Programming Assignment #1 (due October 24)

NOTE: (1) This is an individual assignment. (2) No late submission will be accepted.

Goal
The goal of this programming assignment is to write simple programs to measure the last-level cache and the main memory latencies on a commodity platform.

Background
In order to achieve fast average memory access latency, modern processors incorporate multiple levels of cache memories. Level 1 (L1) caches are typically within the processor core boundary and have a latency of 1 to 4 cycles. Last-level cache (LLC) refers to L2 or L3 cache, depending on the processor architecture. When a memory access does not find the target data in any of the on-chip cache memories, it goes all the way to the (off-chip) main memory. The latency to the memory can be anywhere between 100 to 300 cycles. How can we robustly measure the latency to the LLC and the main memory in software?

Approach
Assume that you have the basic information about the cache parameters. For example, you know the size, block size, and associativity of all caches. The main idea is to write a program having many memory accesses in such a way that the memory accesses miss in all caches on the way to the memory hierarchy level that you are measuring the latency of. For example, if you are measuring the latency of the L2 cache, make all your memory accesses miss at L1 and hit at L2. Make sure your memory accesses are serialized so that the latency seen by the memory accesses are all manifested in the execution time; measure the execution time at the cycle level (e.g., using the rdtsc instruction on x86) and extract the time spent in memory accesses; and divide the time spent in accessing the memory by so many accesses that contributed.
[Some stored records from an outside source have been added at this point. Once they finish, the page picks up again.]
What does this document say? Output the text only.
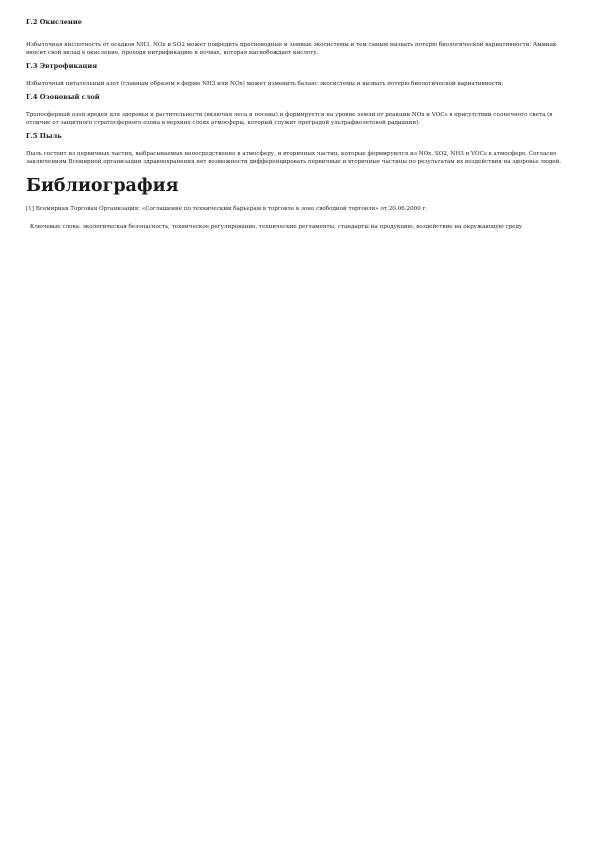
Г.2 Окисление

Избыточная кислотность от осадков NH3, NOx и SO2 может повредить пресноводные и земные экосистемы и тем самым вызвать потерю биологической вариативности. Аммиак вносит свой вклад в окисление, проходя нитрификацию в почвах, которая высвобождает кислоту.

Г.3 Эвтрофикация

Избыточный питательный азот (главным образом в форме NH3 или NOx) может изменить баланс экосистемы и вызвать потерю биологической вариативности.

Г.4 Озоновый слой

Тропосферный озон вреден для здоровья и растительности (включая леса и посевы) и формируется на уровне земли от реакции NOx и VOCs в присутствии солнечного света (в отличие от защитного стратосферного озона в верхних слоях атмосферы, который служит преградой ультрафиолетовой радиации).

Г.5 Пыль

Пыль состоит из первичных частиц, выбрасываемых непосредственно в атмосферу, и вторичных частиц, которые формируются из NOx, SO2, NH3 и VOCs в атмосфере. Согласно заключениям Всемирной организации здравоохранения нет возможности дифференцировать первичные и вторичные частицы по результатам их воздействия на здоровье людей.

Библиография

[1] Всемирная Торговая Организация: «Соглашение по техническим барьерам в торговле в зоне свободной торговли» от 20.06.2000 г.

Ключевые слова: экологическая безопасность, техническое регулирование, технические регламенты, стандарты на продукцию, воздействие на окружающую среду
Note that there are hardware optimizations such as out-of-order multiple-issue processing (i.e., memory accesses may be overlapped) and data prefetching (i.e., determining if a memory access will hit or miss in the cache is harder). You need to write your program to thwart those hardware features.

Programming in Java won’t probably help you in this assignment. Programming in C is strongly recommended.
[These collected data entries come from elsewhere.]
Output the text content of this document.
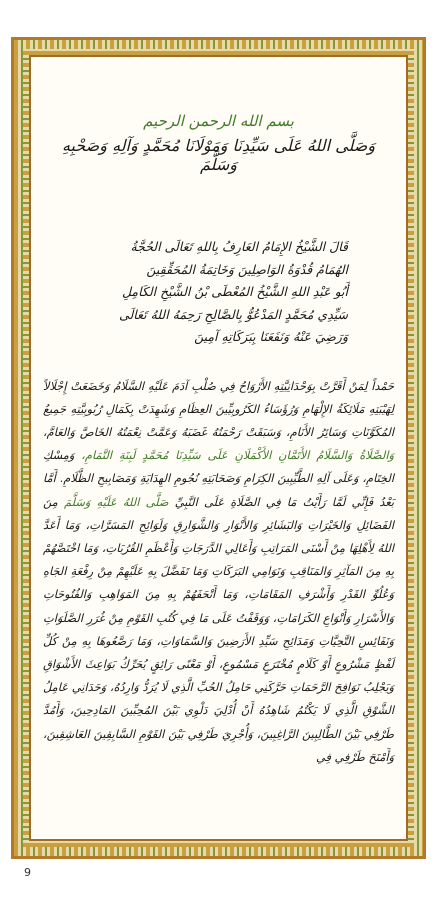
بسم الله الرحمن الرحيم
وَصَلَّى اللهُ عَلَى سَيِّدِنَا وَمَوْلَانَا مُحَمَّدٍ وَآلِهِ وَصَحْبِهِ وَسَلَّمَ
قَالَ الشَّيْخُ الإِمَامُ العَارِفُ بِاللهِ تَعَالَى الحُجَّةُ
الهُمَامُ قُدْوَةُ الوَاصِلِينَ وَخَاتِمَةُ المُحَقِّقِينَ
أَبُو عَبْدِ اللهِ الشَّيْخُ المُعْطَى بْنُ الشَّيْخِ الكَامِلِ
سَيِّدِي مُحَمَّدٍ المَدْعُوُّ بِالصَّالِحِ رَحِمَهُ اللهُ تَعَالَى
وَرَضِيَ عَنْهُ وَنَفَعَنَا بِبَرَكَاتِهِ آمِينَ
حَمْداً لِمَنْ أَقَرَّتْ بِوَحْدَانِيَّتِهِ الأَرْوَاحُ فِي صُلْبِ آدَمَ عَلَيْهِ السَّلَامُ وَخَضَعَتْ إِجْلَالاً لِهَيْبَتِهِ مَلَائِكَةُ الإِلْهَامِ وَرُؤَسَاءُ الكَرُوبِيِّينَ العِظَامِ وَشَهِدَتْ بِكَمَالِ رُبُوبِيَّتِهِ جَمِيعُ المُكَوَّنَاتِ وَسَائِرُ الأَنَامِ، وَسَبَقَتْ رَحْمَتُهُ غَضَبَهُ وَعَمَّتْ نِعْمَتُهُ الخَاصَّ وَالعَامَّ، وَالصَّلَاةُ وَالسَّلَامُ الأَتَمَّانِ الأَكْمَلَانِ عَلَى سَيِّدِنَا مُحَمَّدٍ لَبِنَةِ التَّمَامِ، وَمِسْكِ الخِتَامِ، وَعَلَى آلِهِ الطَّيِّبِينَ الكِرَامِ وَصَحَابَتِهِ نُجُومِ الهِدَايَةِ وَمَصَابِيحِ الظَّلَامِ. أَمَّا بَعْدُ فَإِنِّي لَمَّا رَأَيْتُ مَا فِي الصَّلَاةِ عَلَى النَّبِيِّ صَلَّى اللهُ عَلَيْهِ وَسَلَّمَ مِنَ الفَضَائِلِ وَالخَيْرَاتِ وَالبَشَائِرِ وَالأَنْوَارِ وَالشَّوَارِقِ وَلَوَائِحِ المَسَرَّاتِ، وَمَا أَعَدَّ اللهُ لِأَهْلِهَا مِنْ أَسْنَى المَرَاتِبِ وَأَعَالِي الدَّرَجَاتِ وَأَعْظَمِ القُرُبَاتِ، وَمَا اخْتَصَّهُمْ بِهِ مِنَ المَآثِرِ وَالمَنَاقِبِ وَنَوَامِي البَرَكَاتِ وَمَا تَفَضَّلَ بِهِ عَلَيْهِمْ مِنْ رِفْعَةِ الجَاهِ وَعُلُوِّ القَدْرِ وَأَشْرَفِ المَقَامَاتِ، وَمَا أَتْحَفَهُمْ بِهِ مِنَ المَوَاهِبِ وَالفُتُوحَاتِ وَالأَسْرَارِ وَأَنْوَاعِ الكَرَامَاتِ، وَوَقَفْتُ عَلَى مَا فِي كُتُبِ القَوْمِ مِنْ غُرَرِ الصَّلَوَاتِ وَنَفَائِسِ التَّحِيَّاتِ وَمَدَائِحِ سَيِّدِ الأَرَضِينَ وَالسَّمَاوَاتِ، وَمَا رَصَّعُوهَا بِهِ مِنْ كُلِّ لَفْظٍ مَشْرُوعٍ أَوْ كَلَامٍ مُخْتَرَعٍ مَسْمُوعٍ، أَوْ مَعْنًى رَائِقٍ يُحَرِّكُ بَوَاعِثَ الأَشْوَاقِ وَيَجْلِبُ نَوَافِحَ الرَّحَمَاتِ حَرَّكَنِي حَامِلُ الحُبِّ الَّذِي لَا يُرَدُّ وَارِدُهُ، وَحَدَانِي عَامِلُ الشَّوْقِ الَّذِي لَا يَكْتُمُ شَاهِدُهُ أَنْ أُدْلِيَ دَلْوِي بَيْنَ المُحِبِّينَ المَادِحِينَ، وَأَمُدَّ طَرْفِي بَيْنَ الطَّالِبِينَ الرَّاغِبِينَ، وَأُجْرِيَ طَرْفِي بَيْنَ القَوْمِ السَّابِقِينَ العَاشِقِينَ، وَأَمْنَحَ طَرْفِي فِي
9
TASK I (50 points). Write a program to measure the latency to the main memory.

• What is the result (average cycles to main memory)? Explain how you calculated the final result. Based on the specification of the memory you have on the platform (e.g., DDR2? DDR3? clock frequency?), relate your result to the hardware specification.
• Explain in detail how you ensured that a memory access is guaranteed to miss in on-chip caches. Explain also how you suppress the impact of superscalar processing and hardware prefetching to robustly measure the memory access latency.
• Does your result (average cycles to main memory) include things other than the pure memory access? What are they? How can you exclude their effects?
• If needed, include plots or block diagrams.
**TASK II (50 points).** Write a program to measure the latency to the LLC (L2 or L3 depending on the architecture of choice). You may adapt the program you wrote for Task I (or just write a single program to take care of both tasks).

- What is the result (average cycles to the LLC)? Explain how you calculated the final result. Relate your result to the hardware specification.
- Are there other major considerations as you target the LLC instead of the main memory? What are they?
- If needed, include plots or block diagrams.

**BONUS (up to 20 points).** Choose two other machines that have different cache organizations (total of three). Repeat the main memory latency measurement experiment for the two machines so that you can compare the results for three machines.

- Collect as much information as you can about the specification of the machines. Relate your results to the hardware specification.
- How accurate is your method across different machines? Is your method capable of correctly predicting the memory access latency?
- If needed, include plots or block diagrams.

Submit your report at the class or directly to the mailbox of the instructor (box #276), located in the mail room on 5th floor, Sennott Square. Submit your source codes (readily compilable; include a README for doing that) via e-mail to the instructor.